Invisible gateway - bridge

A bridge in our context is a machine with two or more network interfaces, located in between the Internet and one or more internal networks, and the network interfaces are not assigned IP addresses. If the machine in question runs OpenBSD or a similarly capable operating system, it is still able to filter and redirect traffic. The advantage of such a setup is that attacking the firewall itself is more difficult. The disadvantage is that all admin tasks must be performed at the firewall's console, unless you configure a network interface which is reachable via a secured network of some kind, or even a serial console.

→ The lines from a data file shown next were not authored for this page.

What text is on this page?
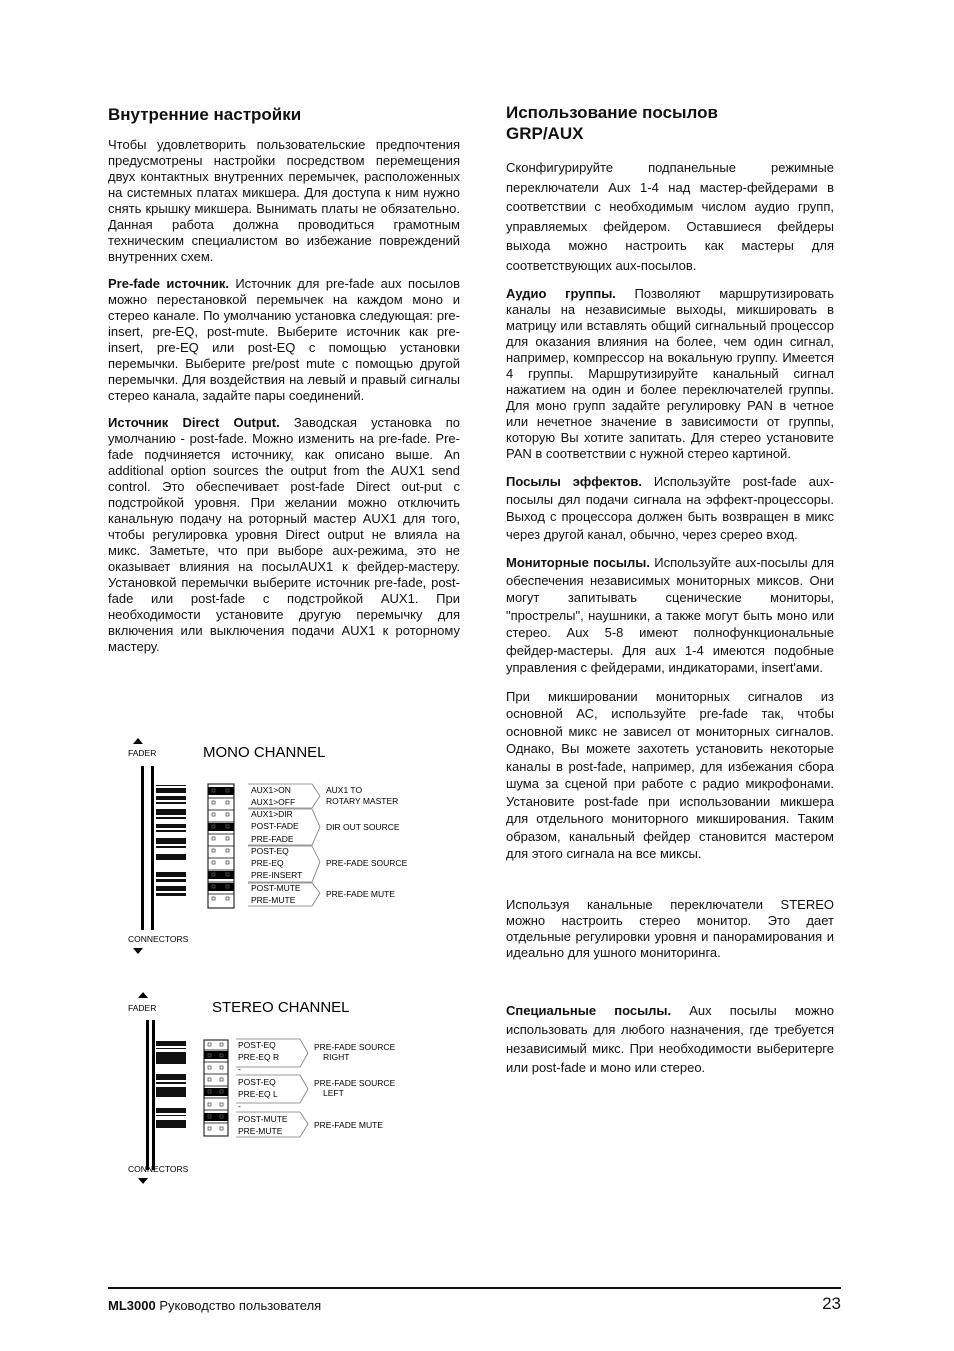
Внутренние настройки

Чтобы удовлетворить пользовательские предпочтения предусмотрены настройки посредством перемещения двух контактных внутренних перемычек, расположенных на системных платах микшера. Для доступа к ним нужно снять крышку микшера. Вынимать платы не обязательно. Данная работа должна проводиться грамотным техническим специалистом во избежание повреждений внутренних схем.

Pre-fade источник. Источник для pre-fade aux посылов можно перестановкой перемычек на каждом моно и стерео канале. По умолчанию установка следующая: pre-insert, pre-EQ, post-mute. Выберите источник как pre-insert, pre-EQ или post-EQ с помощью установки перемычки. Выберите pre/post mute с помощью другой перемычки. Для воздействия на левый и правый сигналы стерео канала, задайте пары соединений.

Источник Direct Output. Заводская установка по умолчанию - post-fade. Можно изменить на pre-fade. Pre-fade подчиняется источнику, как описано выше. An additional option sources the output from the AUX1 send control. Это обеспечивает post-fade Direct out-put с подстройкой уровня. При желании можно отключить канальную подачу на роторный мастер AUX1 для того, чтобы регулировка уровня Direct output не влияла на микс. Заметьте, что при выборе aux-режима, это не оказывает влияния на посылAUX1 к фейдер-мастеру. Установкой перемычки выберите источник pre-fade, post-fade или post-fade с подстройкой AUX1. При необходимости установите другую перемычку для включения или выключения подачи AUX1 к роторному мастеру.

FADER	MONO CHANNEL
AUX1>ON
AUX1>OFF
AUX1>DIR
POST-FADE
PRE-FADE
POST-EQ
PRE-EQ
PRE-INSERT
POST-MUTE
PRE-MUTE
AUX1 TO
ROTARY MASTER
DIR OUT SOURCE
PRE-FADE SOURCE
PRE-FADE MUTE
CONNECTORS
FADER	STEREO CHANNEL
POST-EQ
PRE-EQ R
-
POST-EQ
PRE-EQ L
-
POST-MUTE
PRE-MUTE
PRE-FADE SOURCE
RIGHT
PRE-FADE SOURCE
LEFT
PRE-FADE MUTE
CONNECTORS
Использование посылов
GRP/AUX

Сконфигурируйте подпанельные режимные переключатели Aux 1-4 над мастер-фейдерами в соответствии с необходимым числом аудио групп, управляемых фейдером. Оставшиеся фейдеры выхода можно настроить как мастеры для соответствующих aux-посылов.

Аудио группы. Позволяют маршрутизировать каналы на независимые выходы, микшировать в матрицу или вставлять общий сигнальный процессор для оказания влияния на более, чем один сигнал, например, компрессор на вокальную группу. Имеется 4 группы. Маршрутизируйте канальный сигнал нажатием на один и более переключателей группы. Для моно групп задайте регулировку PAN в четное или нечетное значение в зависимости от группы, которую Вы хотите запитать. Для стерео установите PAN в соответствии с нужной стерео картиной.

Посылы эффектов. Используйте post-fade aux-посылы дял подачи сигнала на эффект-процессоры. Выход с процессора должен быть возвращен в микс через другой канал, обычно, через сререо вход.

Мониторные посылы. Используйте aux-посылы для обеспечения независимых мониторных миксов. Они могут запитывать сценические мониторы, "прострелы", наушники, а также могут быть моно или стерео. Aux 5-8 имеют полнофункциональные фейдер-мастеры. Для aux 1-4 имеются подобные управления с фейдерами, индикаторами, insert'ами.

При микшировании мониторных сигналов из основной АС, используйте pre-fade так, чтобы основной микс не зависел от мониторных сигналов. Однако, Вы можете захотеть установить некоторые каналы в post-fade, например, для избежания сбора шума за сценой при работе с радио микрофонами. Установите post-fade при использовании микшера для отдельного мониторного микширования. Таким образом, канальный фейдер становится мастером для этого сигнала на все миксы.

Используя канальные переключатели STEREO можно настроить стерео монитор. Это дает отдельные регулировки уровня и панорамирования и идеально для ушного мониторинга.

Специальные посылы. Aux посылы можно использовать для любого назначения, где требуется независимый микс. При необходимости выберитерге или post-fade и моно или стерео.

ML3000 Руководство пользователя	23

The exact method for configuring bridges differs in some details between the operating systems. Below is a short recipe for use on OpenBSD, which for good measure blocks all non-Internet protocol traffic. Setting up a bridge with two interfaces:

/etc/hostname.ep0

up

/etc/hostname.ep1

up

/etc/bridgename.bridge0

  add ep0 add ep1 blocknonip ep0 blocknonip ep1 up

/etc/pf.conf

ext_if = ep0
int_if  = ep1
interesting-traffic = { ... }
block all
pass quick on $ext_if all
pass log on $int_if from $int_if to any port $interesting-traffic \
     keep state

Significantly more complicated setups are possible. Experienced bridgers recommend picking one of the interfaces to perform all filtering and redirection. All packets pass through PF's view twice, making for potentially extremely complicated rules.

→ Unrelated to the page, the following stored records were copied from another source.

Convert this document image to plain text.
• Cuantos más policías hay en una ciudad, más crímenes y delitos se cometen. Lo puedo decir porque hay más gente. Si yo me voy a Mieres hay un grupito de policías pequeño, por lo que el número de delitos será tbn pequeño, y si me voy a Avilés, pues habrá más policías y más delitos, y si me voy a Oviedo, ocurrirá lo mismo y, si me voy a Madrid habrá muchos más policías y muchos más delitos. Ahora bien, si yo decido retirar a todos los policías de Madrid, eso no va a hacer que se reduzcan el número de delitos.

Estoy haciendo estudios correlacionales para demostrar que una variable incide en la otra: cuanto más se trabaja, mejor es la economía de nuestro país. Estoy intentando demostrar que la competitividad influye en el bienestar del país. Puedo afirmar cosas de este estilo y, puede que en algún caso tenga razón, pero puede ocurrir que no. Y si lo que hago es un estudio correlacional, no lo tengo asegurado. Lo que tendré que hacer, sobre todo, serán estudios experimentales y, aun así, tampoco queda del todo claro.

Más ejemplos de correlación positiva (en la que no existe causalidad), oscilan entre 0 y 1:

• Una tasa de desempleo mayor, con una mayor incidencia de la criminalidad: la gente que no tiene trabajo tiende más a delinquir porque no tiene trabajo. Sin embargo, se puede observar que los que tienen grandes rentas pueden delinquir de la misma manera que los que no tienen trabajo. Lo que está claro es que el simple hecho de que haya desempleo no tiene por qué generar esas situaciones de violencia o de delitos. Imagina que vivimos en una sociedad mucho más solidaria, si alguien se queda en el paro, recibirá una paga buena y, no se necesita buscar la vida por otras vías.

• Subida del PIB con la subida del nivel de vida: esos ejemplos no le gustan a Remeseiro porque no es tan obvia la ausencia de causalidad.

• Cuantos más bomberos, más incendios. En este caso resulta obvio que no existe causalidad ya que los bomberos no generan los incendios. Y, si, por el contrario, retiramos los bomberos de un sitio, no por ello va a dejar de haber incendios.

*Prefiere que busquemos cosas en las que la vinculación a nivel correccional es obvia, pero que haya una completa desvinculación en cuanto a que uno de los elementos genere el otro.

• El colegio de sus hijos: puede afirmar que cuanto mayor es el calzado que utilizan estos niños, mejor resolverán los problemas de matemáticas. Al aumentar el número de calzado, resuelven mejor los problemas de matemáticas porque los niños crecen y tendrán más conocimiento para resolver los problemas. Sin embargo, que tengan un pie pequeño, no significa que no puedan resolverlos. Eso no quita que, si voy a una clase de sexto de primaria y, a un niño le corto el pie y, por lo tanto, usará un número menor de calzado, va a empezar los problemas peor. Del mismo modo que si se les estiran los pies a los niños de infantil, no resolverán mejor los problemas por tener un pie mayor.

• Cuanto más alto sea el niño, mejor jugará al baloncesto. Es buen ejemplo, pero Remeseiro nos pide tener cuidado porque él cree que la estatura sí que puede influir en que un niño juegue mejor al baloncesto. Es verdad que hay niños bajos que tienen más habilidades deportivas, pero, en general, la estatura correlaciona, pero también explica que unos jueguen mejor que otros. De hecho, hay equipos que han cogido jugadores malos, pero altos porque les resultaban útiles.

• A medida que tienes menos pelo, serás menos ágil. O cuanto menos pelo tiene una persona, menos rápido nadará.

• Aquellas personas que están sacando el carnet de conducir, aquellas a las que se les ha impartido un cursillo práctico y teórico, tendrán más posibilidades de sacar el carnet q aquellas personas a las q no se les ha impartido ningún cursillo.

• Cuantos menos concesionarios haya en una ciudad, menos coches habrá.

In addition, the OpenBSD brconfig command offers its own set of filtering options in addition to other configuration options. The bridge(4) and brconfig(8) man pages offer further information.

FreeBSD uses a slightly different set of commands to configure bridges, while the NetBSD PF implementation supports bridging only with a slightly customized kernel[1] .

Notes

[1]

See The NetBSD PF documentation for details.